Capítulos 12-13



Resumen y Análisis Capítulos 12-13

Resumen

Tomando los ejemplos de negros e indios, Crusoé se preguntó si estaba en sus manos construir una canoa o una piragua. Eligió un árbol en el bosque y, con mucha dificultad, lo cortó, y comenzó a hacer una especie de bote, pero no pensó en cómo llegar al mar, que estaba «a cuarenta y cinco brazas de tierra». «Después de cinco meses, terminó el barco.

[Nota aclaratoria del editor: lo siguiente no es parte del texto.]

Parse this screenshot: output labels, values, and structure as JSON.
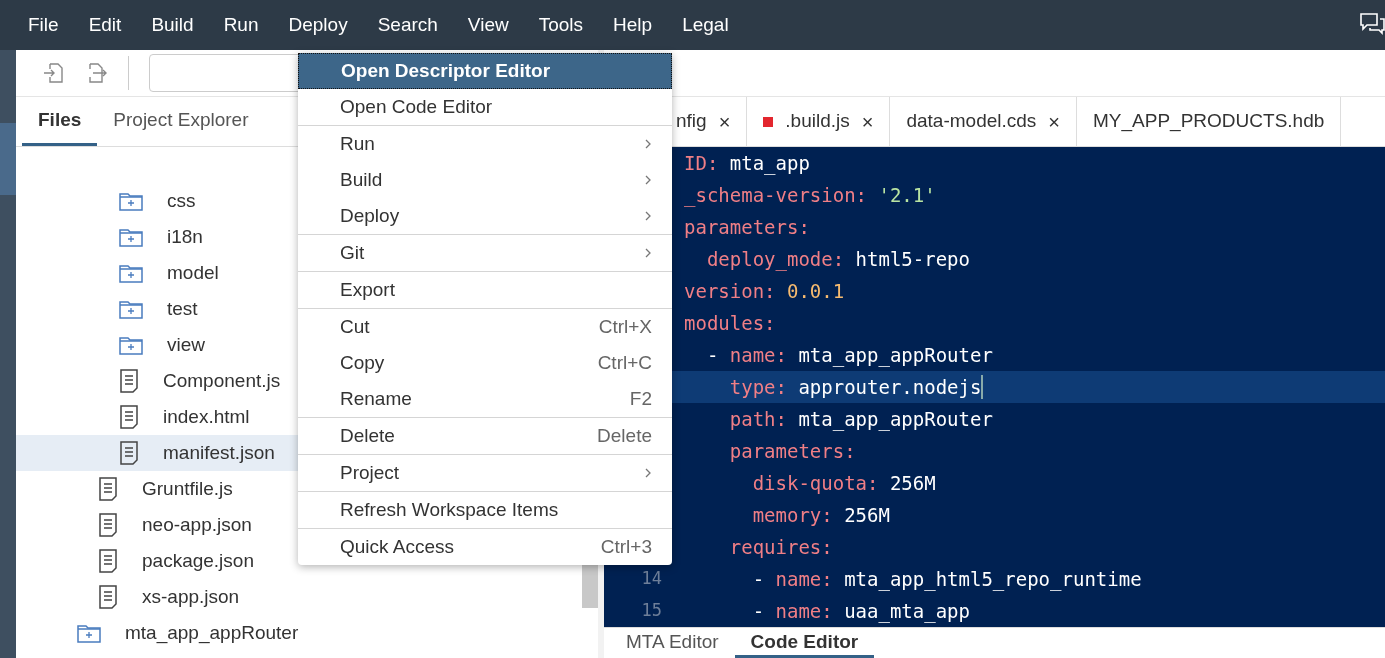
{
  "menu_bar": [
    "File",
    "Edit",
    "Build",
    "Run",
    "Deploy",
    "Search",
    "View",
    "Tools",
    "Help",
    "Legal"
  ],
  "side_tabs": [
    {
      "label": "Files",
      "selected": true
    },
    {
      "label": "Project Explorer",
      "selected": false
    }
  ],
  "tree": [
    {
      "children": [
        {
          "children": [
            {
              "label": "css",
              "kind": "folder",
              "selected": false
            },
            {
              "label": "i18n",
              "kind": "folder",
              "selected": false
            },
            {
              "label": "model",
              "kind": "folder",
              "selected": false
            },
            {
              "label": "test",
              "kind": "folder",
              "selected": false
            },
            {
              "label": "view",
              "kind": "folder",
              "selected": false
            },
            {
              "label": "Component.js",
              "kind": "file",
              "selected": false
            },
            {
              "label": "index.html",
              "kind": "file",
              "selected": false
            },
            {
              "label": "manifest.json",
              "kind": "file",
              "selected": true
            }
          ]
        },
        {
          "label": "Gruntfile.js",
          "kind": "file",
          "selected": false
        },
        {
          "label": "neo-app.json",
          "kind": "file",
          "selected": false
        },
        {
          "label": "package.json",
          "kind": "file",
          "selected": false
        },
        {
          "label": "xs-app.json",
          "kind": "file",
          "selected": false
        }
      ]
    },
    {
      "label": "mta_app_appRouter",
      "kind": "folder",
      "selected": false
    }
  ],
  "editor_tabs": [
    {
      "label": "nfig",
      "modified": false,
      "close": "×"
    },
    {
      "label": ".build.js",
      "modified": true,
      "close": "×"
    },
    {
      "label": "data-model.cds",
      "modified": false,
      "close": "×"
    },
    {
      "label": "MY_APP_PRODUCTS.hdb",
      "modified": false
    }
  ],
  "code_lines": [
    {
      "parts": [
        {
          "kind": "key",
          "text": "ID:"
        },
        {
          "kind": "plain",
          "text": " mta_app"
        }
      ]
    },
    {
      "parts": [
        {
          "kind": "key",
          "text": "_schema-version:"
        },
        {
          "kind": "string",
          "text": " '2.1'"
        }
      ]
    },
    {
      "parts": [
        {
          "kind": "key",
          "text": "parameters:"
        }
      ]
    },
    {
      "parts": [
        {
          "kind": "key",
          "text": "  deploy_mode:"
        },
        {
          "kind": "plain",
          "text": " html5-repo"
        }
      ]
    },
    {
      "parts": [
        {
          "kind": "key",
          "text": "version:"
        },
        {
          "kind": "number",
          "text": " 0.0.1"
        }
      ]
    },
    {
      "parts": [
        {
          "kind": "key",
          "text": "modules:"
        }
      ]
    },
    {
      "parts": [
        {
          "kind": "plain",
          "text": "  - "
        },
        {
          "kind": "key",
          "text": "name:"
        },
        {
          "kind": "plain",
          "text": " mta_app_appRouter"
        }
      ]
    },
    {
      "highlighted": true,
      "parts": [
        {
          "kind": "key",
          "text": "    type:"
        },
        {
          "kind": "plain",
          "text": " approuter.nodejs"
        }
      ]
    },
    {
      "parts": [
        {
          "kind": "key",
          "text": "    path:"
        },
        {
          "kind": "plain",
          "text": " mta_app_appRouter"
        }
      ]
    },
    {
      "parts": [
        {
          "kind": "key",
          "text": "    parameters:"
        }
      ]
    },
    {
      "parts": [
        {
          "kind": "key",
          "text": "      disk-quota:"
        },
        {
          "kind": "plain",
          "text": " 256M"
        }
      ]
    },
    {
      "parts": [
        {
          "kind": "key",
          "text": "      memory:"
        },
        {
          "kind": "plain",
          "text": " 256M"
        }
      ]
    },
    {
      "parts": [
        {
          "kind": "key",
          "text": "    requires:"
        }
      ]
    },
    {
      "number": "14",
      "parts": [
        {
          "kind": "plain",
          "text": "      - "
        },
        {
          "kind": "key",
          "text": "name:"
        },
        {
          "kind": "plain",
          "text": " mta_app_html5_repo_runtime"
        }
      ]
    },
    {
      "number": "15",
      "parts": [
        {
          "kind": "plain",
          "text": "      - "
        },
        {
          "kind": "key",
          "text": "name:"
        },
        {
          "kind": "plain",
          "text": " uaa_mta_app"
        }
      ]
    }
  ],
  "bottom_tabs": [
    {
      "label": "MTA Editor",
      "selected": false
    },
    {
      "label": "Code Editor",
      "selected": true
    }
  ],
  "context_menu": [
    [
      {
        "label": "Open Descriptor Editor",
        "selected": true,
        "submenu": false
      },
      {
        "label": "Open Code Editor",
        "selected": false,
        "submenu": false
      }
    ],
    [
      {
        "label": "Run",
        "selected": false,
        "submenu": true
      },
      {
        "label": "Build",
        "selected": false,
        "submenu": true
      },
      {
        "label": "Deploy",
        "selected": false,
        "submenu": true
      }
    ],
    [
      {
        "label": "Git",
        "selected": false,
        "submenu": true
      }
    ],
    [
      {
        "label": "Export",
        "selected": false,
        "submenu": false
      }
    ],
    [
      {
        "label": "Cut",
        "shortcut": "Ctrl+X",
        "selected": false,
        "submenu": false
      },
      {
        "label": "Copy",
        "shortcut": "Ctrl+C",
        "selected": false,
        "submenu": false
      },
      {
        "label": "Rename",
        "shortcut": "F2",
        "selected": false,
        "submenu": false
      }
    ],
    [
      {
        "label": "Delete",
        "shortcut": "Delete",
        "selected": false,
        "submenu": false
      }
    ],
    [
      {
        "label": "Project",
        "selected": false,
        "submenu": true
      }
    ],
    [
      {
        "label": "Refresh Workspace Items",
        "selected": false,
        "submenu": false
      }
    ],
    [
      {
        "label": "Quick Access",
        "shortcut": "Ctrl+3",
        "selected": false,
        "submenu": false
      }
    ]
  ]
}
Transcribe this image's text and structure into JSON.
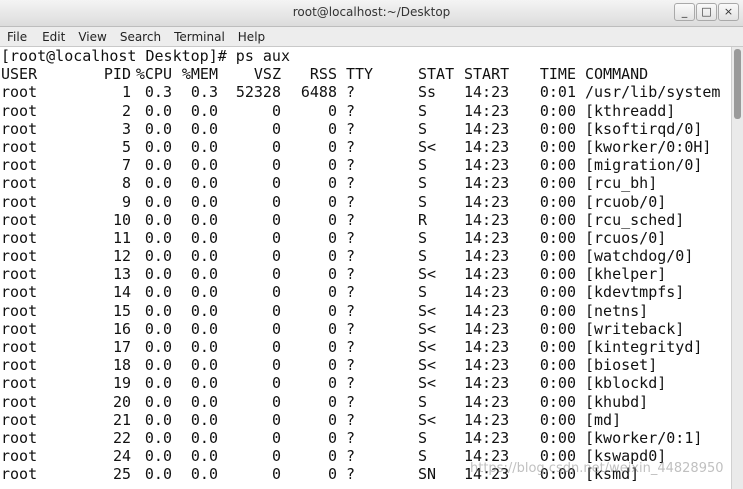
{
  "window": {
    "title": "root@localhost:~/Desktop",
    "minimize_label": "_",
    "maximize_label": "□",
    "close_label": "×"
  },
  "menubar": {
    "items": [
      "File",
      "Edit",
      "View",
      "Search",
      "Terminal",
      "Help"
    ]
  },
  "terminal": {
    "prompt": "[root@localhost Desktop]# ps aux",
    "header": {
      "user": "USER",
      "pid": "PID",
      "cpu": "%CPU",
      "mem": "%MEM",
      "vsz": "VSZ",
      "rss": "RSS",
      "tty": "TTY",
      "stat": "STAT",
      "start": "START",
      "time": "TIME",
      "command": "COMMAND"
    },
    "rows": [
      {
        "user": "root",
        "pid": "1",
        "cpu": "0.3",
        "mem": "0.3",
        "vsz": "52328",
        "rss": "6488",
        "tty": "?",
        "stat": "Ss",
        "start": "14:23",
        "time": "0:01",
        "command": "/usr/lib/system"
      },
      {
        "user": "root",
        "pid": "2",
        "cpu": "0.0",
        "mem": "0.0",
        "vsz": "0",
        "rss": "0",
        "tty": "?",
        "stat": "S",
        "start": "14:23",
        "time": "0:00",
        "command": "[kthreadd]"
      },
      {
        "user": "root",
        "pid": "3",
        "cpu": "0.0",
        "mem": "0.0",
        "vsz": "0",
        "rss": "0",
        "tty": "?",
        "stat": "S",
        "start": "14:23",
        "time": "0:00",
        "command": "[ksoftirqd/0]"
      },
      {
        "user": "root",
        "pid": "5",
        "cpu": "0.0",
        "mem": "0.0",
        "vsz": "0",
        "rss": "0",
        "tty": "?",
        "stat": "S<",
        "start": "14:23",
        "time": "0:00",
        "command": "[kworker/0:0H]"
      },
      {
        "user": "root",
        "pid": "7",
        "cpu": "0.0",
        "mem": "0.0",
        "vsz": "0",
        "rss": "0",
        "tty": "?",
        "stat": "S",
        "start": "14:23",
        "time": "0:00",
        "command": "[migration/0]"
      },
      {
        "user": "root",
        "pid": "8",
        "cpu": "0.0",
        "mem": "0.0",
        "vsz": "0",
        "rss": "0",
        "tty": "?",
        "stat": "S",
        "start": "14:23",
        "time": "0:00",
        "command": "[rcu_bh]"
      },
      {
        "user": "root",
        "pid": "9",
        "cpu": "0.0",
        "mem": "0.0",
        "vsz": "0",
        "rss": "0",
        "tty": "?",
        "stat": "S",
        "start": "14:23",
        "time": "0:00",
        "command": "[rcuob/0]"
      },
      {
        "user": "root",
        "pid": "10",
        "cpu": "0.0",
        "mem": "0.0",
        "vsz": "0",
        "rss": "0",
        "tty": "?",
        "stat": "R",
        "start": "14:23",
        "time": "0:00",
        "command": "[rcu_sched]"
      },
      {
        "user": "root",
        "pid": "11",
        "cpu": "0.0",
        "mem": "0.0",
        "vsz": "0",
        "rss": "0",
        "tty": "?",
        "stat": "S",
        "start": "14:23",
        "time": "0:00",
        "command": "[rcuos/0]"
      },
      {
        "user": "root",
        "pid": "12",
        "cpu": "0.0",
        "mem": "0.0",
        "vsz": "0",
        "rss": "0",
        "tty": "?",
        "stat": "S",
        "start": "14:23",
        "time": "0:00",
        "command": "[watchdog/0]"
      },
      {
        "user": "root",
        "pid": "13",
        "cpu": "0.0",
        "mem": "0.0",
        "vsz": "0",
        "rss": "0",
        "tty": "?",
        "stat": "S<",
        "start": "14:23",
        "time": "0:00",
        "command": "[khelper]"
      },
      {
        "user": "root",
        "pid": "14",
        "cpu": "0.0",
        "mem": "0.0",
        "vsz": "0",
        "rss": "0",
        "tty": "?",
        "stat": "S",
        "start": "14:23",
        "time": "0:00",
        "command": "[kdevtmpfs]"
      },
      {
        "user": "root",
        "pid": "15",
        "cpu": "0.0",
        "mem": "0.0",
        "vsz": "0",
        "rss": "0",
        "tty": "?",
        "stat": "S<",
        "start": "14:23",
        "time": "0:00",
        "command": "[netns]"
      },
      {
        "user": "root",
        "pid": "16",
        "cpu": "0.0",
        "mem": "0.0",
        "vsz": "0",
        "rss": "0",
        "tty": "?",
        "stat": "S<",
        "start": "14:23",
        "time": "0:00",
        "command": "[writeback]"
      },
      {
        "user": "root",
        "pid": "17",
        "cpu": "0.0",
        "mem": "0.0",
        "vsz": "0",
        "rss": "0",
        "tty": "?",
        "stat": "S<",
        "start": "14:23",
        "time": "0:00",
        "command": "[kintegrityd]"
      },
      {
        "user": "root",
        "pid": "18",
        "cpu": "0.0",
        "mem": "0.0",
        "vsz": "0",
        "rss": "0",
        "tty": "?",
        "stat": "S<",
        "start": "14:23",
        "time": "0:00",
        "command": "[bioset]"
      },
      {
        "user": "root",
        "pid": "19",
        "cpu": "0.0",
        "mem": "0.0",
        "vsz": "0",
        "rss": "0",
        "tty": "?",
        "stat": "S<",
        "start": "14:23",
        "time": "0:00",
        "command": "[kblockd]"
      },
      {
        "user": "root",
        "pid": "20",
        "cpu": "0.0",
        "mem": "0.0",
        "vsz": "0",
        "rss": "0",
        "tty": "?",
        "stat": "S",
        "start": "14:23",
        "time": "0:00",
        "command": "[khubd]"
      },
      {
        "user": "root",
        "pid": "21",
        "cpu": "0.0",
        "mem": "0.0",
        "vsz": "0",
        "rss": "0",
        "tty": "?",
        "stat": "S<",
        "start": "14:23",
        "time": "0:00",
        "command": "[md]"
      },
      {
        "user": "root",
        "pid": "22",
        "cpu": "0.0",
        "mem": "0.0",
        "vsz": "0",
        "rss": "0",
        "tty": "?",
        "stat": "S",
        "start": "14:23",
        "time": "0:00",
        "command": "[kworker/0:1]"
      },
      {
        "user": "root",
        "pid": "24",
        "cpu": "0.0",
        "mem": "0.0",
        "vsz": "0",
        "rss": "0",
        "tty": "?",
        "stat": "S",
        "start": "14:23",
        "time": "0:00",
        "command": "[kswapd0]"
      },
      {
        "user": "root",
        "pid": "25",
        "cpu": "0.0",
        "mem": "0.0",
        "vsz": "0",
        "rss": "0",
        "tty": "?",
        "stat": "SN",
        "start": "14:23",
        "time": "0:00",
        "command": "[ksmd]"
      }
    ]
  },
  "watermark": "https://blog.csdn.net/weixin_44828950"
}
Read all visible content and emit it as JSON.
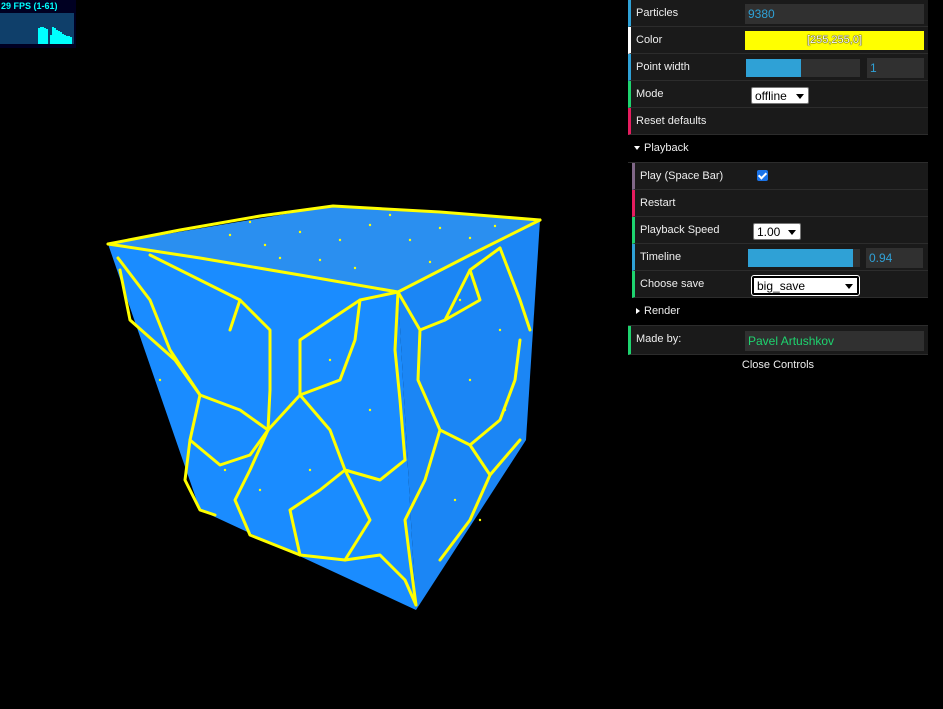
{
  "stats": {
    "fps_text": "29 FPS (1-61)",
    "accent": "#00ffff"
  },
  "gui": {
    "particles": {
      "label": "Particles",
      "value": "9380"
    },
    "color": {
      "label": "Color",
      "value": "[255,255,0]",
      "hex": "#ffff00"
    },
    "point_width": {
      "label": "Point width",
      "value": "1",
      "fill_fraction": 0.48
    },
    "mode": {
      "label": "Mode",
      "selected": "offline"
    },
    "reset": {
      "label": "Reset defaults"
    },
    "playback": {
      "title": "Playback",
      "play": {
        "label": "Play (Space Bar)",
        "checked": true
      },
      "restart": {
        "label": "Restart"
      },
      "speed": {
        "label": "Playback Speed",
        "selected": "1.00"
      },
      "timeline": {
        "label": "Timeline",
        "value": "0.94",
        "fill_fraction": 0.94
      },
      "save": {
        "label": "Choose save",
        "selected": "big_save"
      }
    },
    "render": {
      "title": "Render"
    },
    "made_by": {
      "label": "Made by:",
      "value": "Pavel Artushkov"
    },
    "close": "Close Controls"
  },
  "scene": {
    "cube_color": "#1a8cff",
    "particle_color": "#ffff00",
    "background": "#000000"
  }
}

Cuando terminó de trabajar en el bote, estaba satisfecho consigo mismo, sobre todo porque nunca en su vida había visto una canoa o una piragua que estuviera hecha de un solo árbol y fuera tan grande como esta. Trató de ponerlo en el agua, pero era demasiado pesado para moverlo. Luego consideró llevar agua al barco cavando una serie de trincheras, pero ese intento también fracasó y, con «gran desgana, también desistí de ese intento». Este esfuerzo fue provechoso porque le enseñó una lección importante, a saber, «la locura de comenzar una obra antes de calcular el costo y antes de juzgar correctamente nuestras propias fuerzas para llevarla adelante». Este trabajo lo llevó a través de su cuarto año en la isla.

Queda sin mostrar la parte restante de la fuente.